Billy Mead

Personal information
- Full name: Sebastian William Mead
- Born: 3 February 1999 (age 27) Winchester, Hampshire, England
- Batting: Right-handed
- Role: Wicket-keeper
- Relations: Billy Griffith (great-grandfather); Mike Griffith (great-uncle);

Domestic team information
- 2022: Kent
- 2023: Berkshire
- Only FC: 6 May 2022 Kent v Sri Lanka Development XI

Career statistics
| Competition | First-class |
| Matches | 1 |
| Runs scored | 106 |
| Batting average | – |
| 100s/50s | 1/0 |
| Top score | 106* |
| Catches/stumpings | 1/0 |
- Source: Cricinfo, 7 May 2022

= Billy Mead =

English cricketer (born 1999)

Sebastian William Mead (born 3 February 1999) is an English cricketer who made his first-class cricket debut for Kent County Cricket Club in May 2022. Mead is a right-handed batter who typically plays as a wicket-keeper.

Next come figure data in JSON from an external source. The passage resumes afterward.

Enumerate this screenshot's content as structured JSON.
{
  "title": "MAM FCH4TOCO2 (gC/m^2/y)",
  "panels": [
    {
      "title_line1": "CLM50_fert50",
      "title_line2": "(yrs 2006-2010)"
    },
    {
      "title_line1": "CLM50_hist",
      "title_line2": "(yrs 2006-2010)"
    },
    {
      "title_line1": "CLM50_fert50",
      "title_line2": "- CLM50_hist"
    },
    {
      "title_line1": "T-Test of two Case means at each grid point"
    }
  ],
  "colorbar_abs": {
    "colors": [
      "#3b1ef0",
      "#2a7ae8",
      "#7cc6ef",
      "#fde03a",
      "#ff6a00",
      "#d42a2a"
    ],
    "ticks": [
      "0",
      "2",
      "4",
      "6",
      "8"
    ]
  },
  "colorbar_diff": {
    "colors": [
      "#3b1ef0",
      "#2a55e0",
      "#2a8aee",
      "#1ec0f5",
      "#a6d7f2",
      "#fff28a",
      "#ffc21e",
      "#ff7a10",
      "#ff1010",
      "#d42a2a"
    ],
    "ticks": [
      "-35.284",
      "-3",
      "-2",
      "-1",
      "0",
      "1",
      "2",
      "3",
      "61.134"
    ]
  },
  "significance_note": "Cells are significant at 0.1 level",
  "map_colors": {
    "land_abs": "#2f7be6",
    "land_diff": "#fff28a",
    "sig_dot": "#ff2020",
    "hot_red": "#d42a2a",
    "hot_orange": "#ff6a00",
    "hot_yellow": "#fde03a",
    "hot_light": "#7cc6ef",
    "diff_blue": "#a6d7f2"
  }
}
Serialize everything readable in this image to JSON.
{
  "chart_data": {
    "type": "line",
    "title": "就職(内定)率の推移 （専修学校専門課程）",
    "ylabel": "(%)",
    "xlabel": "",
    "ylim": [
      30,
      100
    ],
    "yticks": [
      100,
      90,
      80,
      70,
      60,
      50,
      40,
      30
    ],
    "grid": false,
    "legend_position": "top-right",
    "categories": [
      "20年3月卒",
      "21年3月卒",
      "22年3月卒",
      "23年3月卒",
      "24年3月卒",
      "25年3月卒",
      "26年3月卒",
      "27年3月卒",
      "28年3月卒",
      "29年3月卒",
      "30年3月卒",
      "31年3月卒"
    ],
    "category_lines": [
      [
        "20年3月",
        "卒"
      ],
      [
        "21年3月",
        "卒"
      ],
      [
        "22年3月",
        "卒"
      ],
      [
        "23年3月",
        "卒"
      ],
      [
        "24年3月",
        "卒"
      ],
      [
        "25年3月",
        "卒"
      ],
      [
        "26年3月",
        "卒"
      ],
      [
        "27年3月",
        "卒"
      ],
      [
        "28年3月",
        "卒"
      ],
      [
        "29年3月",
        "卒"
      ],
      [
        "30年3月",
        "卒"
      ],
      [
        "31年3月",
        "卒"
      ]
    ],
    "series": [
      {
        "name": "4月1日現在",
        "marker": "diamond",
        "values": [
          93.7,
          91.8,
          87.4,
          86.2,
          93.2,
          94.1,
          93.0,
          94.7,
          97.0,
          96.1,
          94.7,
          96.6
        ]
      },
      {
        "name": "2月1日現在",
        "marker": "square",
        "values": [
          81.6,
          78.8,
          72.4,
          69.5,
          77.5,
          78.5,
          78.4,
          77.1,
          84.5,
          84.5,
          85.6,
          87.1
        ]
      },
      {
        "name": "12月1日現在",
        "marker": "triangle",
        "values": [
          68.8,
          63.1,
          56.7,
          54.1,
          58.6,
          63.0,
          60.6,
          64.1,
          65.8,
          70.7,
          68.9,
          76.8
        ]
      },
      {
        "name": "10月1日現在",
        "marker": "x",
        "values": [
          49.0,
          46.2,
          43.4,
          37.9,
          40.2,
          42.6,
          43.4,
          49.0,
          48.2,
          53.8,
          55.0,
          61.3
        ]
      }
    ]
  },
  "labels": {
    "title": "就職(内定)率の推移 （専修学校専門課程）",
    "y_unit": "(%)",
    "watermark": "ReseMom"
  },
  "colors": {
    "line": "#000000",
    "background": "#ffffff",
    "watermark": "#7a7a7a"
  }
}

Mead was born at Winchester in Hampshire, grew up at Longparish, and was educated at Marlborough College on a sport scholarship. He played cricket for the school XI for five years, captaining the college in 2017 when he scored 1,009 runs during the season, including a Marlborough record 214 not out, (Note: The record Mead broke had stood for 82 years. It was beaten the following year by Harry Cowling who scored 215 not out for a Marlborough age-group team. Mead's score remains the highest score for the college's First XI.) and was considered a candidate for the honour of Wisden's Schools Cricketer of the Year. His great-uncle Mike Griffith, who had been the last cricketer to score 1,000 runs in a season for Marlborough in 1961, played more than 350 matches for Sussex County Cricket Club and was an England and Great Britain hockey international, whilst his great-grandfather Billy Griffith played three Test matches for England and captained Sussex. Mead also played rackets at school, winning the under-18 Renny Cup championship at Queen's Club in 2016.

Mead made his debut for Kent in May 2022 in a first-class match against a Sri Lanka Development XI. He scored a century on debut, making 106 not out to become the 14th player to score a century for Kent on their debut first-class appearance for the club and the seventh to do so in their first first-class match. He had played age-group cricket for Hampshire teams and Second XI cricket for Hampshire, Somerset, Surrey and Warwickshire before impressing for Kent's Second XI at the start of the 2022 season. He also played for MCC Young Cricketers in the Second XI Championship in 2018 and 2019 and for Cape Town Cricket Club in the 2017/18 South African club season, spending two northern winters at Gary Kirsten's cricket academy in Cape Town.

During the 2023 cricket season Mead played for Berkshire County Cricket Club in the National Counties Championship. He made Second XI appearances for Somerset, Sussex and Derbyshire.